Le modèle des Scop a le vent en poupe

Le modèle des Scop a le vent en poupe

Depuis quelques années, le modèle coopératif des Scop a le vent en poupe.

Nés au XIXe siècle, les principes qui fondent les coopératives sont remis au goût du jour par la crise que traverse le capitalisme financier: mutualisation des moyens, fonctionnement démocratique, accession à la responsabilité et à l'initiative économique... Un engouement qui s'est traduit par une augmentation de 23% du nombre des Scop en cinq ans pour atteindre 1.893 Scop employantprès de 40.000 salariés en 2008. Mais cette belle utopie résiste-t-elle à la réalité de l'économie de marché? «Contrairement aux idées reçues, les Scop ne connaissent pas une mortalité supérieure aux entreprises classiques, bien au contraire! Le taux de défaillance des Scop est un peu inférieur à la moyenne nationale de PME-PMI avec un taux de 1,7% contre 1,9%», pointe Pascal Trideau, directeur général de la Confédération générale des Scop, qui prévient toutefois «qu'une Scop n'est pas une formule miracle pour résoudre une situation conflictuelle avec l'ancien patron. C'est une entreprise comme les autres qui a besoin d'une équipe soudée autour d'un leader, d'un marché et d'un savoir-faire pour fonctionner».

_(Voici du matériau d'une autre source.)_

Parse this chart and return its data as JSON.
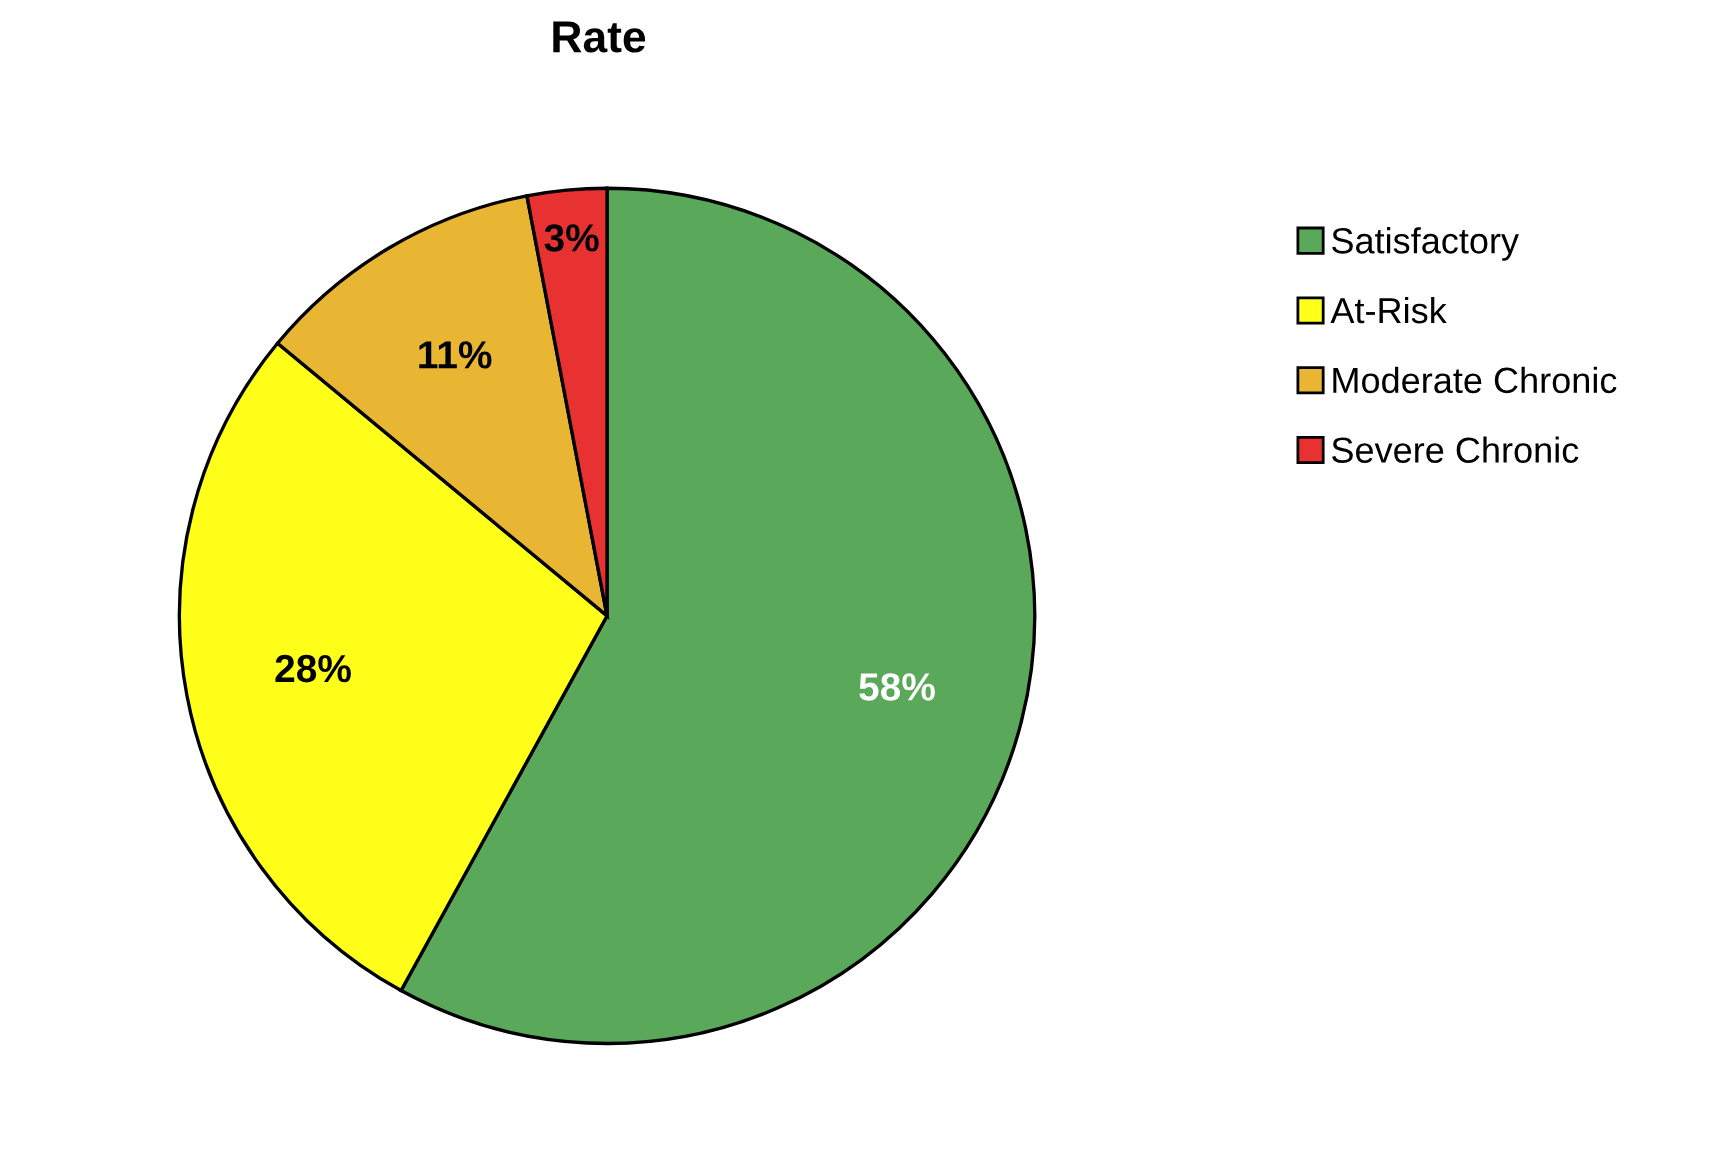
{
  "chart_data": {
    "type": "pie",
    "title": "Rate",
    "categories": [
      "Satisfactory",
      "At-Risk",
      "Moderate Chronic",
      "Severe Chronic"
    ],
    "values": [
      58,
      28,
      11,
      3
    ],
    "colors": [
      "#5aa95a",
      "#ffff1a",
      "#e8b632",
      "#e83232"
    ],
    "value_labels": [
      "58%",
      "28%",
      "11%",
      "3%"
    ],
    "legend": "right"
  }
}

Salariés-associés majoritaires

Concrètement, il s'agit d'une forme un peu particulière de SA ou de SARL car soumise au respect de principes coopératifs. Les salariés doivent être associés majoritaires (posséder 51% du capital de l'entreprise) et se trouvent ainsi responsabilisés notamment quant à l'utilisation des bénéfices et au partage des risques; les résultats positifs sont destinés en premier chef aux salariés et à la consolidation de la Scop, les réserves ne sont pas distribuables, les votes en assemblée générale ne sont pas pondérés. Le troisième avantage pour les salariés à présent associés est la diversification et l'augmentation de leurs sources de revenus proportionnellement aux performances de l'entreprise, lesquelles devraient en principe être boostées par la diminution des conflits salariés/patronat.